The vaginal contraceptive film (VCF) is a relatively new method of contraception for women who do not want to take the birth control pill. It consists of a small piece of clear film that is inserted in the vagina just prior to intercourse. Once inside the vagina, the film turns into a viscous gel, which releases a spermicide called nonoxynol-9. This chemical kills or immobilizes sperm when left in the vagina for several hours after intercourse.
In order for a pregnancy to occur, the sperm cells need to enter the vagina and swim up to the uterus where they can fertilize the egg. Once you insert the contraceptive film inside the vagina, it will turn into a viscous fluid within 10 to 15 minutes that kills or incapacitates sperm before they reach the uterus. However, to be effective, the VCF must be inserted into the vagina at least 15 minutes prior to sexual intercourse and left there for several hours afterwards.

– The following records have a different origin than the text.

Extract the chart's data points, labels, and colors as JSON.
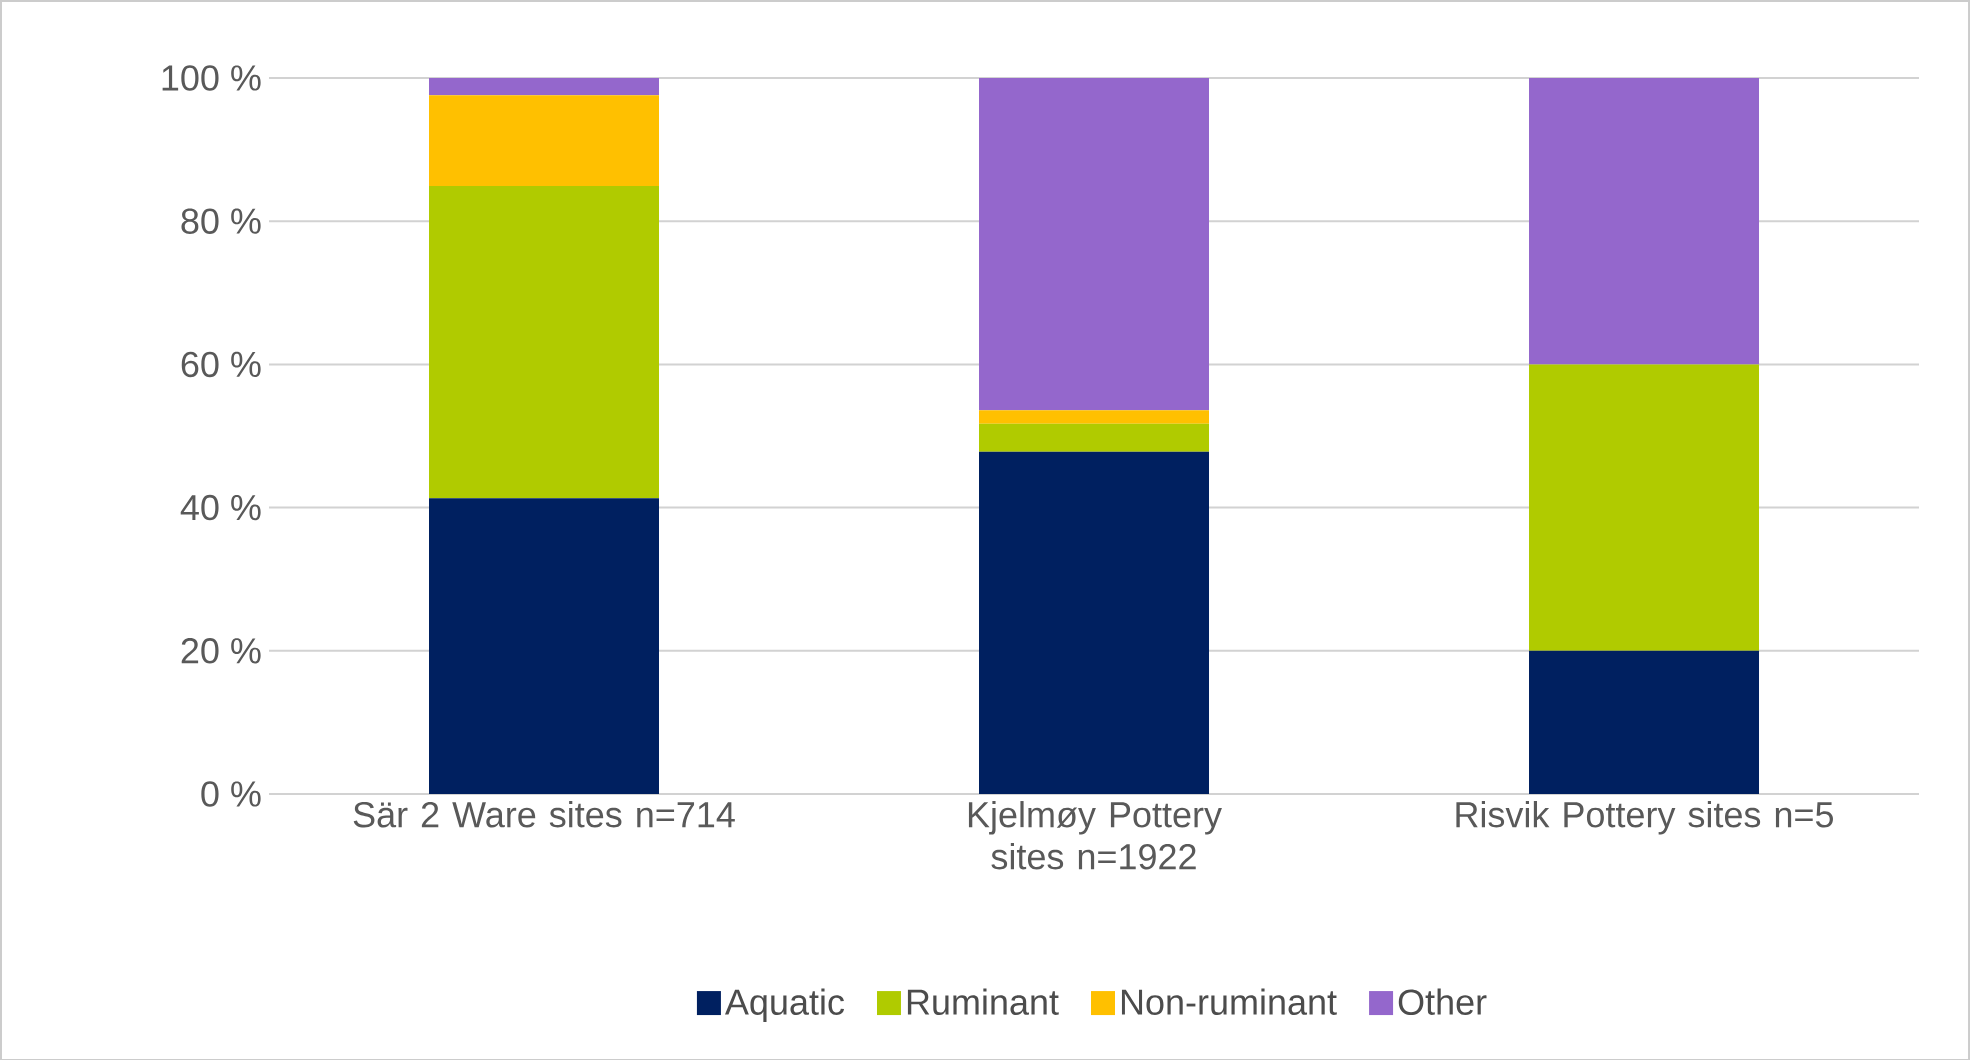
{
  "chart_data": {
    "type": "bar",
    "stacked": true,
    "categories": [
      "Sär 2 Ware sites n=714",
      "Kjelmøy Pottery sites n=1922",
      "Risvik Pottery sites n=5"
    ],
    "series": [
      {
        "name": "Aquatic",
        "color": "#002060",
        "values": [
          41.3,
          47.8,
          20
        ]
      },
      {
        "name": "Ruminant",
        "color": "#b0cb00",
        "values": [
          43.6,
          3.9,
          40
        ]
      },
      {
        "name": "Non-ruminant",
        "color": "#ffc000",
        "values": [
          12.7,
          1.9,
          0
        ]
      },
      {
        "name": "Other",
        "color": "#9467cc",
        "values": [
          2.4,
          46.4,
          40
        ]
      }
    ],
    "ylim": [
      0,
      100
    ],
    "yticks": [
      {
        "value": 0,
        "label": "0 %"
      },
      {
        "value": 20,
        "label": "20 %"
      },
      {
        "value": 40,
        "label": "40 %"
      },
      {
        "value": 60,
        "label": "60 %"
      },
      {
        "value": 80,
        "label": "80 %"
      },
      {
        "value": 100,
        "label": "100 %"
      }
    ],
    "grid": "y",
    "legend": "bottom"
  }
}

Is Contraceptive Film Effective?
VCF is 94% effective as a primary method of birth control if used as instructed. When used in combination with another birth control method, the effectiveness rate can go up to nearly 99%. The VCF will not work if placed inside the vagina only a few minutes prior to intercourse or if it is inserted earlier than three hours.
How to Use VCF
In order to insert it correctly, you will need to squat, fold the film over your finger, and push it deep inside the vagina. You should try to feel your cervix with your finger first if you have never used the contraceptive film before. Once it is inserted, you should wait about 15 minutes before having sexual intercourse.
The VCF offers protection for a single act of sexual intercourse, and its duration is about three hours. Unlike oral contraceptive pills, VCF is available over the counter and comes in either a single packet or a box containing 12 films.